If you hit the brakes to slow down, your velocity stays positive until you stop, and your acceleration is negative.
 
  • #5
Perhaps it would help if you explained what you mean by "correlated".
 
  • #6
HallsofIvy said:
Perhaps it would help if you explained what you mean by "correlated".

an example if something starts to accelerate that both acceleration and instantaneous velocity are both positive.
 
  • #7
Well, that, certainly, is NOT necessarily true. If the initial velocity is negative, say the object is going backwards, then a positive acceleration does not immediately give a positive velocity. It results in a "less negative" velocity- the object is still going backwards but more slowly.
 
  • #8
gomer36 said:
an example if something starts to accelerate that both acceleration and instantaneous velocity are both positive.
No, acceleration and instantaneous velocity are not correlated. It is possible to have any of the following:
  • positive acceleration and negative velocity
  • positive acceleration and positive velocity
  • negative acceleration and negative velocity
  • negative acceleration and positive velocity
 
  • #9
Thanks, Redbelly98.

  • [*]positive acceleration and negative velocity
    The object is moving to the left and its speed is decreasing.
    [*]positive acceleration and positive velocity
    The object is moving to the right and its speed is increasing.
    [*]negative acceleration and negative velocity
    The object is moving to the left and its speed is increasing.
    [*]negative acceleration and positive velocity
    The object is moving to the right and its speed is increasing.
 

1. How do you define acceleration and instantaneous velocity?

Acceleration is the rate of change of velocity with respect to time. It is a vector quantity, meaning it has both magnitude and direction. Instantaneous velocity, on the other hand, is the velocity of an object at a specific moment in time. It is also a vector quantity.

2. Is there a difference between average acceleration and instantaneous acceleration?

Yes, there is a difference between the two. Average acceleration is calculated by dividing the change in velocity by the change in time over a given interval. It represents the overall change in velocity during that interval. Instantaneous acceleration, on the other hand, is the acceleration of an object at a specific moment in time, and can be found by taking the derivative of the object's velocity-time graph.

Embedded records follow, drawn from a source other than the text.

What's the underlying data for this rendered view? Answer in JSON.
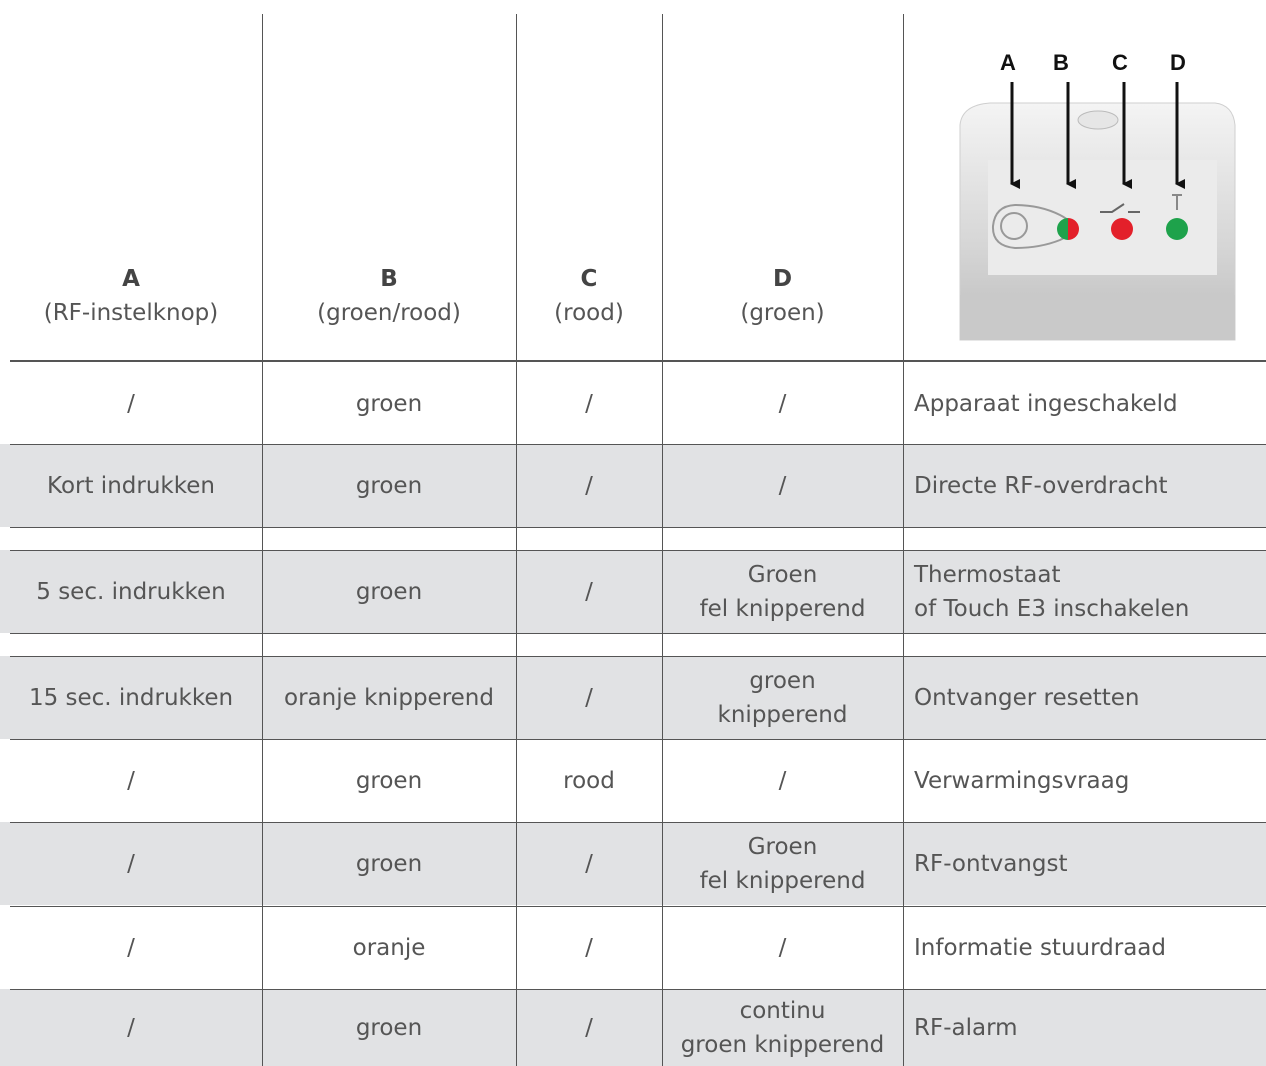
{
  "header": {
    "columns": [
      {
        "letter": "A",
        "desc": "(RF-instelknop)"
      },
      {
        "letter": "B",
        "desc": "(groen/rood)"
      },
      {
        "letter": "C",
        "desc": "(rood)"
      },
      {
        "letter": "D",
        "desc": "(groen)"
      }
    ],
    "image": {
      "labels": [
        "A",
        "B",
        "C",
        "D"
      ]
    }
  },
  "table": {
    "rows": [
      [
        [
          "/"
        ],
        [
          "groen"
        ],
        [
          "/"
        ],
        [
          "/"
        ],
        [
          "Apparaat ingeschakeld"
        ]
      ],
      [
        [
          "Kort indrukken"
        ],
        [
          "groen"
        ],
        [
          "/"
        ],
        [
          "/"
        ],
        [
          "Directe RF-overdracht"
        ]
      ],
      [
        [
          "5 sec. indrukken"
        ],
        [
          "groen"
        ],
        [
          "/"
        ],
        [
          "Groen",
          "fel knipperend"
        ],
        [
          "Thermostaat",
          "of Touch E3 inschakelen"
        ]
      ],
      [
        [
          "15 sec. indrukken"
        ],
        [
          "oranje knipperend"
        ],
        [
          "/"
        ],
        [
          "groen",
          "knipperend"
        ],
        [
          "Ontvanger resetten"
        ]
      ],
      [
        [
          "/"
        ],
        [
          "groen"
        ],
        [
          "rood"
        ],
        [
          "/"
        ],
        [
          "Verwarmingsvraag"
        ]
      ],
      [
        [
          "/"
        ],
        [
          "groen"
        ],
        [
          "/"
        ],
        [
          "Groen",
          "fel knipperend"
        ],
        [
          "RF-ontvangst"
        ]
      ],
      [
        [
          "/"
        ],
        [
          "oranje"
        ],
        [
          "/"
        ],
        [
          "/"
        ],
        [
          "Informatie stuurdraad"
        ]
      ],
      [
        [
          "/"
        ],
        [
          "groen"
        ],
        [
          "/"
        ],
        [
          "continu",
          "groen knipperend"
        ],
        [
          "RF-alarm"
        ]
      ]
    ]
  }
}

3. How is acceleration related to velocity?

Acceleration and velocity are directly related, meaning they both affect each other. If an object's acceleration increases, its velocity will also increase. This can be seen in equations such as v = u + at, where v represents final velocity, u represents initial velocity, a represents acceleration, and t represents time.

4. Can acceleration and instantaneous velocity have different directions?

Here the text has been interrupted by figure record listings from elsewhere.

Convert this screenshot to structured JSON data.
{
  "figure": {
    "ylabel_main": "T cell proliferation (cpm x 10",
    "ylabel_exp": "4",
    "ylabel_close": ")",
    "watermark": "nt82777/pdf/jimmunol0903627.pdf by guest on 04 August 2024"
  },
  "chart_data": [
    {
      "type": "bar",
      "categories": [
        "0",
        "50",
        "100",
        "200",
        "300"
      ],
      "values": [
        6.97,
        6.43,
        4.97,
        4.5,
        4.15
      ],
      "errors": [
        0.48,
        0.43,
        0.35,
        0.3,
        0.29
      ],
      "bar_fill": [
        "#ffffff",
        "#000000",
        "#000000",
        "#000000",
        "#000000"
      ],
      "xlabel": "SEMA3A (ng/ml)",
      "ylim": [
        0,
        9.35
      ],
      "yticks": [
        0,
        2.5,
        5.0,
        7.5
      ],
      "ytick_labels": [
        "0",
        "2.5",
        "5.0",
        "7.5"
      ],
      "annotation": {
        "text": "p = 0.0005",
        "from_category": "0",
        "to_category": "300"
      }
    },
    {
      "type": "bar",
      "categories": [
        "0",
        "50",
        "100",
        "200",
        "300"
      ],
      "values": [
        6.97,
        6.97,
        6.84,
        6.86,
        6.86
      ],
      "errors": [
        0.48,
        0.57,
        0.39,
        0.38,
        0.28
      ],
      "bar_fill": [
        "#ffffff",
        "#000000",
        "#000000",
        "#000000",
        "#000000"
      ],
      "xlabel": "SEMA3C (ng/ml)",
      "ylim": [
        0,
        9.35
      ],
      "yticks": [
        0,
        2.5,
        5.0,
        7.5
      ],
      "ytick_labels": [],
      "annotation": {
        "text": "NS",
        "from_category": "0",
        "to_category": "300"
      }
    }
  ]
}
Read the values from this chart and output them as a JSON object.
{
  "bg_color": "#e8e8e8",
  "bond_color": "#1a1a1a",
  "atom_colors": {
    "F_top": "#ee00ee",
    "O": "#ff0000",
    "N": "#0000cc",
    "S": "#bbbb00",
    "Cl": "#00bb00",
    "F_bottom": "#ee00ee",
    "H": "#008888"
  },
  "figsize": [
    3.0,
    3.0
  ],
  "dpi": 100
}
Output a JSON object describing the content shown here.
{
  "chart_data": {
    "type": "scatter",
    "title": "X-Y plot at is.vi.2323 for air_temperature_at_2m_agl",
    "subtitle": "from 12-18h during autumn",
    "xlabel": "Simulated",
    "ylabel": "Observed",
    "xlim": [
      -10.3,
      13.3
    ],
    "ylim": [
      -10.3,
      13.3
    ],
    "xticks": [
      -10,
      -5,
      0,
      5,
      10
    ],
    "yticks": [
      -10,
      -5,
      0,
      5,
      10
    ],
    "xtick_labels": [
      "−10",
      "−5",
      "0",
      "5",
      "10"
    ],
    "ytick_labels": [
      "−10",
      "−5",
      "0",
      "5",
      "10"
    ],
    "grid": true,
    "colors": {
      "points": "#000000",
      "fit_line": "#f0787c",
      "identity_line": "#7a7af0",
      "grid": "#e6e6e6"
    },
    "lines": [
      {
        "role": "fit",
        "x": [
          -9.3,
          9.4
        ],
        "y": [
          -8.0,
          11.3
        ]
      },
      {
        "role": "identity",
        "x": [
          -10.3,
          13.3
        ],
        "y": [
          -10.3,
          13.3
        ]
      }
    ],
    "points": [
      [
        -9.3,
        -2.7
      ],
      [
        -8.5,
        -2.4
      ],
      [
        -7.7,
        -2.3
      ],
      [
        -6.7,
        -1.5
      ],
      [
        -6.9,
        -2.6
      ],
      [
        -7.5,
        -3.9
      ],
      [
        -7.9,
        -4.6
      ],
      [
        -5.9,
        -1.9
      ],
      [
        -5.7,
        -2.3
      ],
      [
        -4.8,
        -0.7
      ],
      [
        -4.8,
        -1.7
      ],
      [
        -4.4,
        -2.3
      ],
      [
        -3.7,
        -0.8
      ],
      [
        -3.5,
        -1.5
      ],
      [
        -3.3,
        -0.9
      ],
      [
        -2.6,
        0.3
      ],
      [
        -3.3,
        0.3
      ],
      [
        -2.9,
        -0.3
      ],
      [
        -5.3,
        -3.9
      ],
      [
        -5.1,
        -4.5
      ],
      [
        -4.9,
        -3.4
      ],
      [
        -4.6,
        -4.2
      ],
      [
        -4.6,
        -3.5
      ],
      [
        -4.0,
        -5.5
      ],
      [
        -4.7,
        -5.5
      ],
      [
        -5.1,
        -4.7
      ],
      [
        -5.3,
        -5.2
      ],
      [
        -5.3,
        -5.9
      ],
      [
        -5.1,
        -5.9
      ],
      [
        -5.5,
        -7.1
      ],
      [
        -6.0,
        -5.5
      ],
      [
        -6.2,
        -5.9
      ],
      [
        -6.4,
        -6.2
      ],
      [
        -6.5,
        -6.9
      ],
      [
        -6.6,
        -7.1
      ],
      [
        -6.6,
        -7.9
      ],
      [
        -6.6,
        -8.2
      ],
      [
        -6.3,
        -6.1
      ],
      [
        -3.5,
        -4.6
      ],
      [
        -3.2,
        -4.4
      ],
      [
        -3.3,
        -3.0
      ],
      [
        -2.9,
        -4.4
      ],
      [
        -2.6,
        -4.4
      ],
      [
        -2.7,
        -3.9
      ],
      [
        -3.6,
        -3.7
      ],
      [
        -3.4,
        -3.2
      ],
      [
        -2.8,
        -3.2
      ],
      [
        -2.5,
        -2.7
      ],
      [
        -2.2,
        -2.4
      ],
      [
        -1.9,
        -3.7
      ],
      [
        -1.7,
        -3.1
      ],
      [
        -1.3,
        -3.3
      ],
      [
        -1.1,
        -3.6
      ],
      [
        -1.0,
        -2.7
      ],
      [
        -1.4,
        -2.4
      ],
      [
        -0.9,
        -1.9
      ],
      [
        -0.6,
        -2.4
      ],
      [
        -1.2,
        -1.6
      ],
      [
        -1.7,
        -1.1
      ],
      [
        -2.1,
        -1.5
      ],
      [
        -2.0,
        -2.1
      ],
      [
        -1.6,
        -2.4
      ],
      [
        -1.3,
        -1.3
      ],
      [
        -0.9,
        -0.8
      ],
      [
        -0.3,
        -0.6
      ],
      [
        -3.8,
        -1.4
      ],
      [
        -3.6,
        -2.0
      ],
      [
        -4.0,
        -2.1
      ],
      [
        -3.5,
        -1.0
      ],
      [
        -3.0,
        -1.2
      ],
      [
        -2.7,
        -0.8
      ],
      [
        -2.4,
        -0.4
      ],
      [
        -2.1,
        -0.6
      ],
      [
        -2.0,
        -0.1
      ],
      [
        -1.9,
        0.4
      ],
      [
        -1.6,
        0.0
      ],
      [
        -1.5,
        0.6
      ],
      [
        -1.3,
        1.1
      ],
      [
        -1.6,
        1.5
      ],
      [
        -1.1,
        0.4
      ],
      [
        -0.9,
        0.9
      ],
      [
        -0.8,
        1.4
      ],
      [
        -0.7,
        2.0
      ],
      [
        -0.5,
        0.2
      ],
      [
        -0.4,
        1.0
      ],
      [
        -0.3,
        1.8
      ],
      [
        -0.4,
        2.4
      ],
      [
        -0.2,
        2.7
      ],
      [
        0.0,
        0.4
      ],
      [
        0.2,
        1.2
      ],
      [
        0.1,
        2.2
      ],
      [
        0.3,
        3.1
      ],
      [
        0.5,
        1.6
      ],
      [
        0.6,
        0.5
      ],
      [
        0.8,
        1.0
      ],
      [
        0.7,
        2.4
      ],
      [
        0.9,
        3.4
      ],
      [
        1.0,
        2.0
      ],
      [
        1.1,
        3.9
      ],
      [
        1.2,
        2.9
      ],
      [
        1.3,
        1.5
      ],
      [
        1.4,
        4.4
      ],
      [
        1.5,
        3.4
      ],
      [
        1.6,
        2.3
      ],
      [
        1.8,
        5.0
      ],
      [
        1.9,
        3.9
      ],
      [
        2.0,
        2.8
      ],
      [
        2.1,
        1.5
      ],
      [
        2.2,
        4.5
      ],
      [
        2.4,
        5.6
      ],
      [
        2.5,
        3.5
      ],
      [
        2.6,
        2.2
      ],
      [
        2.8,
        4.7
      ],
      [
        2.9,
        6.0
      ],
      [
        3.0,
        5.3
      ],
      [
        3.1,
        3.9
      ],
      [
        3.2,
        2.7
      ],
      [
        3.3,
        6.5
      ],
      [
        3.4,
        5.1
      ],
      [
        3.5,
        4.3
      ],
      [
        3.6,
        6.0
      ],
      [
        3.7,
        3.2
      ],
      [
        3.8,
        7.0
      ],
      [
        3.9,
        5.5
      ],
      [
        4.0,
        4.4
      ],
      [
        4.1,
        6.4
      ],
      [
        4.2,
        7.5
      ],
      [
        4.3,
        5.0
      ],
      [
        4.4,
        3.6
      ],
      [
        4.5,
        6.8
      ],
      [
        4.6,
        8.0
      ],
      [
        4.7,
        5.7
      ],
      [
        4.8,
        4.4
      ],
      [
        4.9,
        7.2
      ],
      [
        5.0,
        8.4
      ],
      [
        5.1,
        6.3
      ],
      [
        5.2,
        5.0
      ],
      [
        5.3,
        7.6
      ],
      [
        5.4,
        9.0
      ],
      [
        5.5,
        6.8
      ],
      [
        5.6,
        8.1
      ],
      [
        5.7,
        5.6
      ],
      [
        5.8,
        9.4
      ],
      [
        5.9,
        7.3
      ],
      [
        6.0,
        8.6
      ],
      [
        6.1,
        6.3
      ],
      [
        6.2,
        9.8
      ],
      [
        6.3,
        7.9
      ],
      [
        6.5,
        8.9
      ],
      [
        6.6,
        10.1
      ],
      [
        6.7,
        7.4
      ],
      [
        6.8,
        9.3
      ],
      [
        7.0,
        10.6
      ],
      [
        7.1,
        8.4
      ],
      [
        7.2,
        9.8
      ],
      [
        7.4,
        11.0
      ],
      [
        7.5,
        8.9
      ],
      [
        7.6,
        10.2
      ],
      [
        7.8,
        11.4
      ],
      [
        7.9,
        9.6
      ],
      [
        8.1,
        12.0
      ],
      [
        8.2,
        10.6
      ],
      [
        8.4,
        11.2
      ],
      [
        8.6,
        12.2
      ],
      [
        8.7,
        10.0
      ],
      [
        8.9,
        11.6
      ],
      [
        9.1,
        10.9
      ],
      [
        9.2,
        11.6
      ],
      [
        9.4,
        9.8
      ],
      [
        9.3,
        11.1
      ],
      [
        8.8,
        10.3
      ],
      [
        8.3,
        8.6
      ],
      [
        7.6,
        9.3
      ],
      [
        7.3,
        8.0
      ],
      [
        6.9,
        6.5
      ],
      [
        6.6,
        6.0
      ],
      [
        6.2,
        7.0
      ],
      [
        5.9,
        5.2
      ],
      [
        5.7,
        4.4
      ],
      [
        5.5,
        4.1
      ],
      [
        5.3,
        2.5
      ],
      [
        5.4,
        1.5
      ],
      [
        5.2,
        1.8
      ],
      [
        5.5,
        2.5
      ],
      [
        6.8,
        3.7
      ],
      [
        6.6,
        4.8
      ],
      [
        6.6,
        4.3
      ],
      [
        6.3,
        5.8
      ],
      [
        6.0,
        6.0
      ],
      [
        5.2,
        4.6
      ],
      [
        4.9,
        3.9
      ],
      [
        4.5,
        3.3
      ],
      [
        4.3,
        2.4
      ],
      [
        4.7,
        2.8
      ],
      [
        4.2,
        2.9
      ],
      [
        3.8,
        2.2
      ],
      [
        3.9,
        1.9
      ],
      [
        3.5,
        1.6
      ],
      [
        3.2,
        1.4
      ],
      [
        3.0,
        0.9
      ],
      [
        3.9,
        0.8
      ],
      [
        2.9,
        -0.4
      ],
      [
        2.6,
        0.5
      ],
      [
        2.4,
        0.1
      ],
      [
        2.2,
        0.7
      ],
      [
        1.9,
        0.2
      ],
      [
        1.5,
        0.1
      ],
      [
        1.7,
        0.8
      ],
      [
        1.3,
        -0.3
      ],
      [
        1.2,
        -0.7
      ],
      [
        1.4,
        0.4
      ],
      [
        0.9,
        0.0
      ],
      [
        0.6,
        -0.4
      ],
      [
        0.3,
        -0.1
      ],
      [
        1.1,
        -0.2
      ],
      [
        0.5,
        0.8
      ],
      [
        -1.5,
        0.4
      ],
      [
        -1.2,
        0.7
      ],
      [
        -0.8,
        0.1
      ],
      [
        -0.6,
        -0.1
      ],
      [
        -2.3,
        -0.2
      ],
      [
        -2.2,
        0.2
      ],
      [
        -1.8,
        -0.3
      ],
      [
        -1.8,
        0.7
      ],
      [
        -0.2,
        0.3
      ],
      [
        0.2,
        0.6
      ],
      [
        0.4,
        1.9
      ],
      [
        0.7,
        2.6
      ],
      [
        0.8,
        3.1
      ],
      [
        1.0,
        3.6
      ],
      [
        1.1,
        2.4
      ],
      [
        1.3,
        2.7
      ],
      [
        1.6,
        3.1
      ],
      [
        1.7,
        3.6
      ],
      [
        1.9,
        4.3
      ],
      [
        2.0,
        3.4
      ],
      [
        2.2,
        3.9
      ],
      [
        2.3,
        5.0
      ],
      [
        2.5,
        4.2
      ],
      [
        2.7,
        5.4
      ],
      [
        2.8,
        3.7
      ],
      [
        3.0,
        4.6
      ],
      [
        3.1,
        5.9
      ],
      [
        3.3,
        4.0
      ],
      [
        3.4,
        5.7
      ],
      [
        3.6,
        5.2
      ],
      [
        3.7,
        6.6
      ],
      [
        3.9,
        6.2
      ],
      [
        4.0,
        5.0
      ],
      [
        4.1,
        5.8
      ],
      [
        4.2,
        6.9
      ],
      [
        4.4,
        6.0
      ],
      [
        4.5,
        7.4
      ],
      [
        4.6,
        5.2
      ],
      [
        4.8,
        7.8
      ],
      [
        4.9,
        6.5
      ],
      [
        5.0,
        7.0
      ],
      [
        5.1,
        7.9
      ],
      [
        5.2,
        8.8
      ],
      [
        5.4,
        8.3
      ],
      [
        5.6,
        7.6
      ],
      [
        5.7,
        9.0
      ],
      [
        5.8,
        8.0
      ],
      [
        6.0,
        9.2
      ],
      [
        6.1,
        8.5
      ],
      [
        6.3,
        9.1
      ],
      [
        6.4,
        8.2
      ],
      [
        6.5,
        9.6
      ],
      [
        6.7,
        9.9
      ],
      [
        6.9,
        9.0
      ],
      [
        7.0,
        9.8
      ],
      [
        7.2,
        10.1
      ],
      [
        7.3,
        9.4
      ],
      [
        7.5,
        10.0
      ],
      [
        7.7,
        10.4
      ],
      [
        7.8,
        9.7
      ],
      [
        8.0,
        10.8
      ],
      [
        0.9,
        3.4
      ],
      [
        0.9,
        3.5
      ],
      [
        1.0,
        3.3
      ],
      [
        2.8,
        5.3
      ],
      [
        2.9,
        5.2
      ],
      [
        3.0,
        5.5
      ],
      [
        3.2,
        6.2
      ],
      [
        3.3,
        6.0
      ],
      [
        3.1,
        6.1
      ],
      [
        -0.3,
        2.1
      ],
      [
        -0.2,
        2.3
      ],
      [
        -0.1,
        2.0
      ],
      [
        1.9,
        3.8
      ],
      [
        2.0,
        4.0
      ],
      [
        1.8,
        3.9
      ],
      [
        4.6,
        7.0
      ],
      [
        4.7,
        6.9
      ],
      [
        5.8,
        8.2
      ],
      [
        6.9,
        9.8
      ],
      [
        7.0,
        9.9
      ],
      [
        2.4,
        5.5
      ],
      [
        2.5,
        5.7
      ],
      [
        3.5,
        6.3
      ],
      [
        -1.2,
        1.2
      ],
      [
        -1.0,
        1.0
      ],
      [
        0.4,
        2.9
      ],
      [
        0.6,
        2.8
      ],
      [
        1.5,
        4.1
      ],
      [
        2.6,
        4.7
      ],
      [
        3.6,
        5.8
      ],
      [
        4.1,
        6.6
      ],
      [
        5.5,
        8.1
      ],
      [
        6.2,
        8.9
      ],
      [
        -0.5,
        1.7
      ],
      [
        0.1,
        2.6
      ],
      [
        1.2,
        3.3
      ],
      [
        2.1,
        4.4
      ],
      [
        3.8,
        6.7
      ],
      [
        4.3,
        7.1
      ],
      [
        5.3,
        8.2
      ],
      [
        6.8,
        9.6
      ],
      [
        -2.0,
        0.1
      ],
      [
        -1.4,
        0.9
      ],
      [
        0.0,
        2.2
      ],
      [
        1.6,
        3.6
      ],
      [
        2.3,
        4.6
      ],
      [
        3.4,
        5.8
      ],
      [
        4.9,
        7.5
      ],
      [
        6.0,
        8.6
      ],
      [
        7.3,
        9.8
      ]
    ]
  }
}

Yes, they can have different directions. Acceleration is a vector quantity, so it has both magnitude and direction. Instantaneous velocity also has direction, as it is a vector quantity. Therefore, it is possible for an object to have an acceleration and instantaneous velocity with different directions.

5. Is there a direct correlation between acceleration and instantaneous velocity?

There is a correlation between acceleration and instantaneous velocity, but it is not always direct. This means that an increase in acceleration does not always result in an equal increase in instantaneous velocity. The relationship between the two depends on factors such as the object's initial velocity, the direction of acceleration, and the duration of the acceleration.